Dalam perkara yang berjalan di Pengadilan Negeri Jakarta Selatan itu, Nikita Mirzani menggugat Reza Gladys atas perbuatan melawan hukum (PMH) senilai Rp224 Miliar.
Menurut Marulitua, dalam proses mediasi, kehadiran prinsipal sangat dibutuhkan. Bukan hanya sekadar diwakili oleh kuasa hukumnya.
Terdakwa Nikita Mirzani hadir dalam sidang beragendakan duplik kasus dugaan pemerasan dan Tindak Pidana Pencucian Uang (TPPU) di Pengadilan Negeri (PN) Jakarta Selatan, Kamis (23/10/2025). Foto: Vincentius Mario/kumparan
"(Memohon) untuk menghadirkan prinsipal, masing-masing pihak itu memang kewajiban dalam proses mediasi. Karena dalam mediasi yang mengambil keputusan itu adalah prinsipal, bukan kuasa hukum. Itu aturan yuridisnya," ujar Marulitua di PN Jakarta Selatan, belum lama ini.
Oleh karena itu, Marulitua berharap kliennya yang tengah menjalani penahanan di Rutan Pondok Bambu bisa dihadirkan.
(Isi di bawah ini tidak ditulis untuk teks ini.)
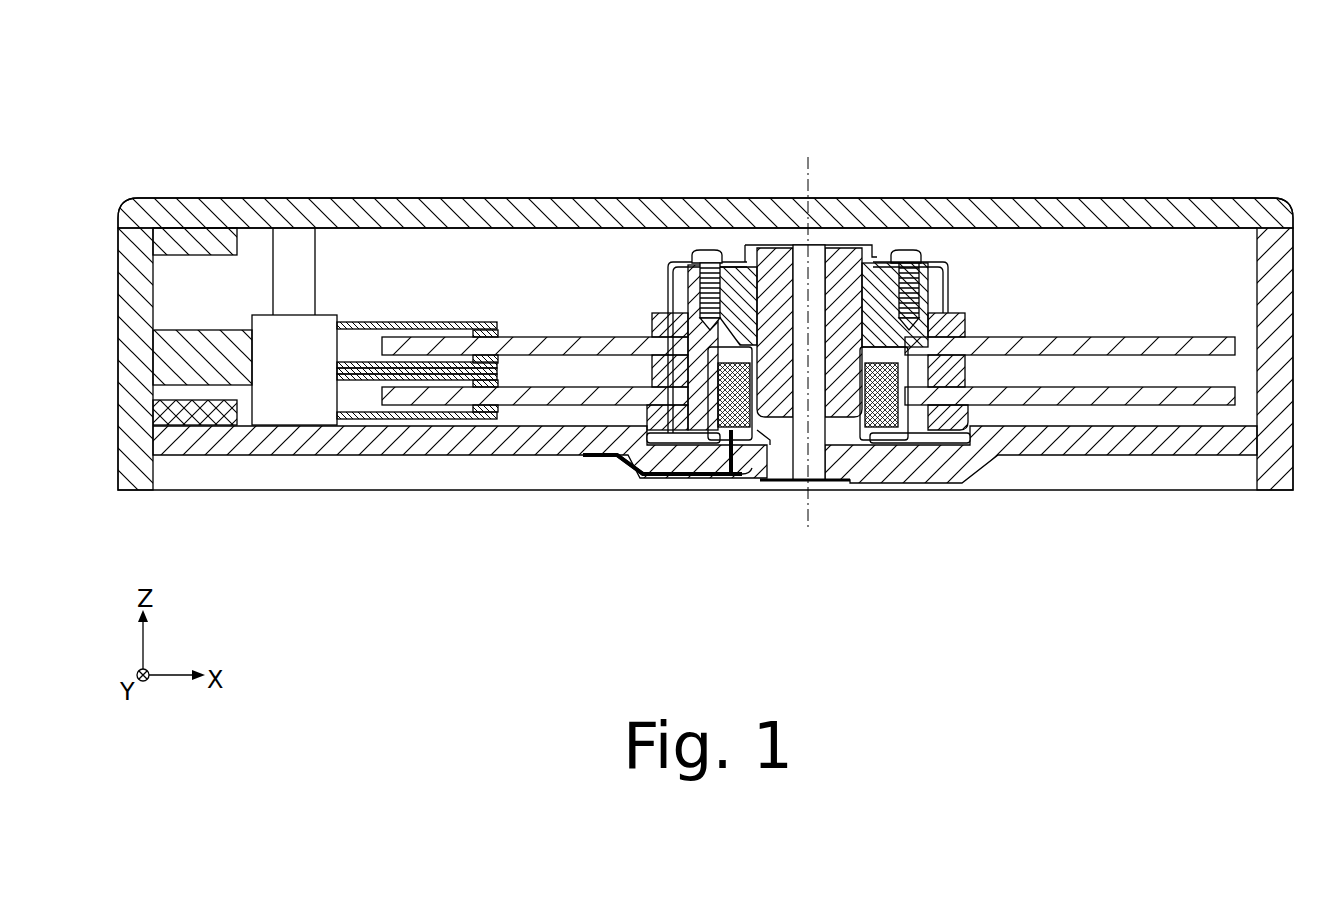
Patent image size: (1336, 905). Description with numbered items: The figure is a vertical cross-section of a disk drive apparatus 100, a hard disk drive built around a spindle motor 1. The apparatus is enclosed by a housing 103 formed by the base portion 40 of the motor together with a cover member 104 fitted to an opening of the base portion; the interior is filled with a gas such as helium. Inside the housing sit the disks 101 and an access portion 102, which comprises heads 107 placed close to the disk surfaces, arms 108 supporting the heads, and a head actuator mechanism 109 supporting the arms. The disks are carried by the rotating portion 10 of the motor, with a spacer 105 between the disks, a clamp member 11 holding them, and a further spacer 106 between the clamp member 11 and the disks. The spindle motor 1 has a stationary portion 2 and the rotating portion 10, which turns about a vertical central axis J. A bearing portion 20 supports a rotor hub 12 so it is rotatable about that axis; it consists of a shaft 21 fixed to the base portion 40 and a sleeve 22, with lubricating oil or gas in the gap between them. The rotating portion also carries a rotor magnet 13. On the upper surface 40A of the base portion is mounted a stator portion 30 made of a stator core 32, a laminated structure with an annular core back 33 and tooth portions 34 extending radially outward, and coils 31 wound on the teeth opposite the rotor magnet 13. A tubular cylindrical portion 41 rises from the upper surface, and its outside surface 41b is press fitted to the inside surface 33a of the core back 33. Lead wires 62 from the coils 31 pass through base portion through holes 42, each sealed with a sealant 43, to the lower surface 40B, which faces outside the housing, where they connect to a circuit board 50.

The disk drive apparatus 100 is at (478, 182).
The housing 103 is at (553, 194).
The cover member 104 is at (627, 228).
The stationary portion 2 is at (977, 481).
The head actuator mechanism 109 is at (337, 318).
The access portion 102 is at (393, 312).
The arm 108 is at (440, 322).
The head 107 is at (493, 330).
The disk 101 is at (545, 337).
The spacer 106 is at (652, 320).
The spacer 105 is at (652, 372).
The clamp member 11 is at (677, 282).
The tooth portion 34 is at (667, 315).
The stator core 32 is at (715, 300).
The rotor magnet 13 is at (675, 445).
The core back 33 is at (763, 438).
The inside surface 33a is at (775, 460).
The coil 31 is at (745, 290).
The spindle motor 1 is at (966, 258).
The sleeve 22 is at (762, 262).
The shaft 21 is at (793, 248).
The bearing portion 20 is at (824, 234).
The central axis J is at (797, 321).
The rotating portion 10 is at (868, 234).
The rotor hub 12 is at (883, 250).
The stator portion 30 is at (785, 485).
The cylindrical portion 41 is at (978, 337).
The outside surface 41b is at (995, 342).
The base portion 40 is at (655, 478).
The upper surface 40A is at (612, 462).
The lower surface 40B is at (668, 476).
The base portion through hole 42 is at (733, 480).
The sealant 43 is at (760, 470).
The lead wire 62 is at (720, 478).
The circuit board 50 is at (692, 478).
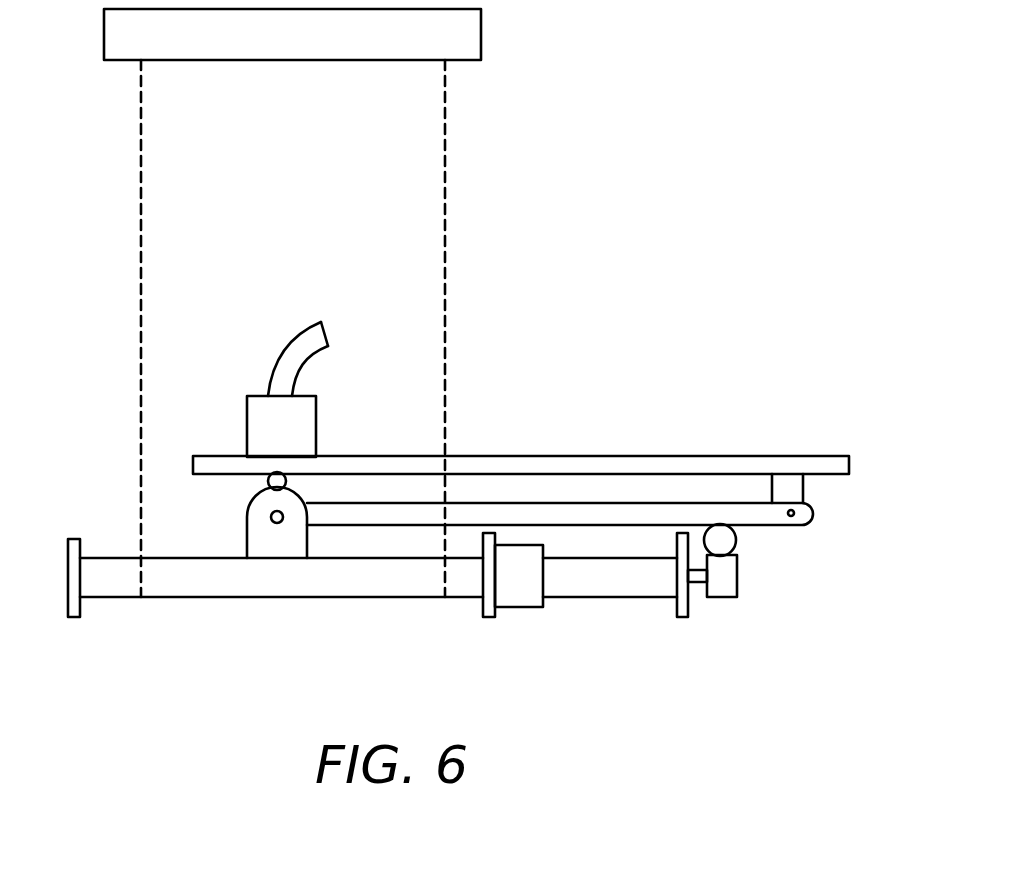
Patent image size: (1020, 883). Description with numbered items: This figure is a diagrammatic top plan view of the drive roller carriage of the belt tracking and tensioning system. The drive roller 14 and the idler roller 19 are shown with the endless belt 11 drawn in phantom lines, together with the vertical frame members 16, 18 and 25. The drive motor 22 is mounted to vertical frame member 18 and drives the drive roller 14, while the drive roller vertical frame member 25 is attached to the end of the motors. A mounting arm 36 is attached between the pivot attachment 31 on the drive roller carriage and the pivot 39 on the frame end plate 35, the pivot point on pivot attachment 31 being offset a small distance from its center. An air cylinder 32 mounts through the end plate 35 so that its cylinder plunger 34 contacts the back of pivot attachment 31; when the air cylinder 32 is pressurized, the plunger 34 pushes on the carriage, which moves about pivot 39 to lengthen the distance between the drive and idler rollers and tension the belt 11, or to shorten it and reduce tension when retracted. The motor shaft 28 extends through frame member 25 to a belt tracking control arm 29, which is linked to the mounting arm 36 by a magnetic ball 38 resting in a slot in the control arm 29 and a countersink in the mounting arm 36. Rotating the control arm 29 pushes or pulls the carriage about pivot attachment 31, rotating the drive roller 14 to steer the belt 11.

The endless belt 11 is at (416, 151).
The drive roller 14 is at (270, 583).
The vertical frame member 16 is at (68, 617).
The vertical frame member 18 is at (490, 617).
The idler roller 19 is at (118, 42).
The drive motor 22 is at (565, 583).
The drive roller vertical frame member 25 is at (683, 617).
The motor shaft 28 is at (693, 583).
The belt tracking control arm 29 is at (728, 590).
The pivot attachment 31 is at (270, 519).
The air cylinder 32 is at (262, 408).
The cylinder plunger 34 is at (258, 494).
The frame end plate 35 is at (743, 455).
The mounting arm 36 is at (463, 512).
The magnetic ball 38 is at (737, 543).
The pivot 39 is at (797, 513).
Kendati demikian, Marulitua bilang bahwa kehadiran Nikita Mirzani dalam mediasi perlu mendapatkan izin dari majelis hakim. Mengingat, Nikita saat ini berstatus sebagai terdakwa dan tengah berada dalam tahanan.
"Tentu karena Nikita Mirzani dalam posisi sebagai terdakwa dalam tahanan, harus ada permintaan persetujuan dari majelis, apakah diizinkan atau tidak," kata Marulitua.
Kolase foto Nikita Mirzani dan Reza Gladys. Foto: Agus Apriyanto dan Instagram/@rezagladys
Marulitua kemudian menjelaskan bahwa pihaknya berencana untuk menyurati majelis hakim untuk meminta izin menghadirkan Nikita dalam mediasi tersebut.
"Iya, pastilah. Kami akan mengajukan permohonan jikalau memang prinsipal kami ini sangat dibutuhkan untuk mencari solusi dalam proses mediasi," ujarnya.
Bukan hanya Nikita Mirzani, Marulitua juga menegaskan bahwa kehadiran Reza Gladys juga dibutuhkan dalam tahapan mediasi.
"Iya, harus hadir (Reza Gladys). Karena ada konsekuensi hukumnya kalau prinsipal tidak hadir dalam proses mediasi," kata Marulitua.
Terdakwa Nikita Mirzani setelah menyerahkan bukti kepada hakim dan Saksi Reza Gladys terkait perkara dugaan pengancaman dan tindak pencucian uang di Pengadilan Negeri Jakarta Selatan, Jakarta, Kamis, (24/7/2025). Foto: Agus Apriyanto
Artis Nikita Mirzani melayangkan gugatan hukum terhadap Reza Gladys dan suaminya, Attaubah Mufid. Gugatan tersebut dilayangkan dengan nilai mencapai Rp 244 miliar.
Gugatan tersebut bermula dari adanya kesepakatan yang dilanggar secara sepihak. Kesepakatan yang dilanggar sepihak itu, membuat Nikita dirugikan baik secara materiil maupun immateriil.
Penetapan nominal Rp 244 miliar itu juga tidak sembarangan. Ada tiga kategori yang menjadi dasar kerugian Nikita. Hal tersebut mencakup kerugian materiil hingga immateriil.